Plant experts discuss new seeds and old seed catalogs
By Patricia Waldron
Plant researchers and home gardeners learned about efforts to preserve both ancient traits in the tomato and Cornell’s collection of historical seed catalogs at Mann Library’s Harvesting Heritage event June 5.
Professor James Giovannoni, a researcher at the Boyce Thompson Institute and the USDA Agricultural Research Service, explained why store-bought tomatoes taste so bland and what plant researchers are doing to fix it.
Tomatoes are a $3 billion business in the U.S., with most tomatoes grown at high-density farms in California and Florida. To ensure these fragile fruits survive a cross-country trip to the grocery store, breeders have created tomatoes that won’t rot in transit by controlling the ripening process.
A ripening tomato goes through a lot of changes to attract consumers. “It suddenly goes through a program that says ‘eat me,’” said Giovannoni. Ripening also makes the fruit susceptible to bacteria and fungi, which release tomato seeds when the fruit rots.
But rotten tomatoes are bad for business, so researchers have bred several traits into commercial tomatoes to delay the process.
In the early 1960s, Cornell professor Henry M. Munger discovered a tomato mutation that causes the fruit to ripen slowly. This characteristic has been bred into all major commercial tomato varieties, giving farmers two extra weeks to get their produce to market.
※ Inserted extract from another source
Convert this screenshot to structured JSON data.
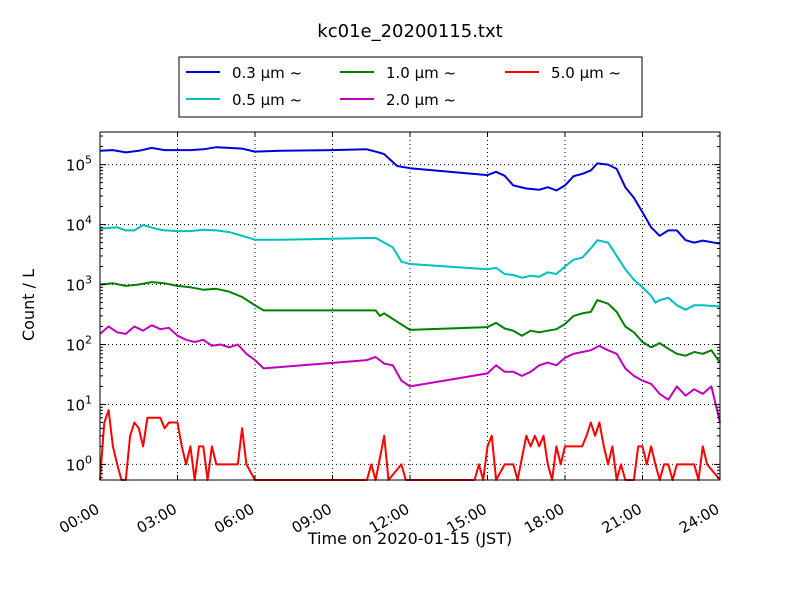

Breeders also have created varieties that ripen simultaneously for more efficient harvesting and that lose their stem when picked to protect the flesh during transport. Without this change, “by the time you get to the end of the road, you’re salsa at best,” said Giovannoni.
But some of these changes resulted in tasteless produce. In his current work, Giovannoni is crossing modern tomatoes with ancient varieties to understand the genetics behind flavor and nutrition.
In the second half of the event, Marty Schlabach, food and agriculture librarian at Mann Library, spoke about the Ethel Zoe Bailey Horticultural Catalogue Collection and the library’s efforts to digitize the texts.
Horticulturist Liberty Hyde Bailey began collecting seed catalogs soon after joining Cornell in 1888. He used them as a record of new crop varieties and of changing trends in horticulture. His donated collection contains more than 136,000 items. The university named it for his daughter, Ethel, who curated the seed catalogs for 70 years, until her death in 1983.
Nursery catalogs have evolved from single-page broadsides dating to the 1790s to text booklets, to catalogs with hand-drawn images and later color lithography and photography, to websites. They serve as a resource for plant breeders looking for pest-resistant varieties, museums that wish to recreate historically accurate exhibits and art historians interested in changing illustration techniques.
To digitize and preserve these catalogs, Mann Library is working with the New York Botanical Garden, the National Agricultural Library at the USDA and the Missouri Botanical Garden to display the pages on the open-access Biodiversity Heritage Library website. But often these scanned images are not searchable by text.
“Whenever a publication – a book, journal or seed catalog – is digitized, it’s really just a visual representation of that page,” said Schlabach.
To correct this problem, Schlabach is working with the Missouri Botanical Garden, Harvard University’s Museum of Comparative Zoology and the New York Botanical Garden to crowdsource a solution. The group has created a game called “Beanstalk” where users type in words and phrases from catalog images – just like the reCAPTCHA that websites use as a security feature – to make a stalk grow and flower. It is aimed at the “biodiversity community, because it’s going to improve the searchability of the digital texts,” he said.
The team also created a game called “Smorball” that targets gamers. Both websites went live June 9.
Patricia Waldron is the staff science writer for the Boyce Thompson Institute.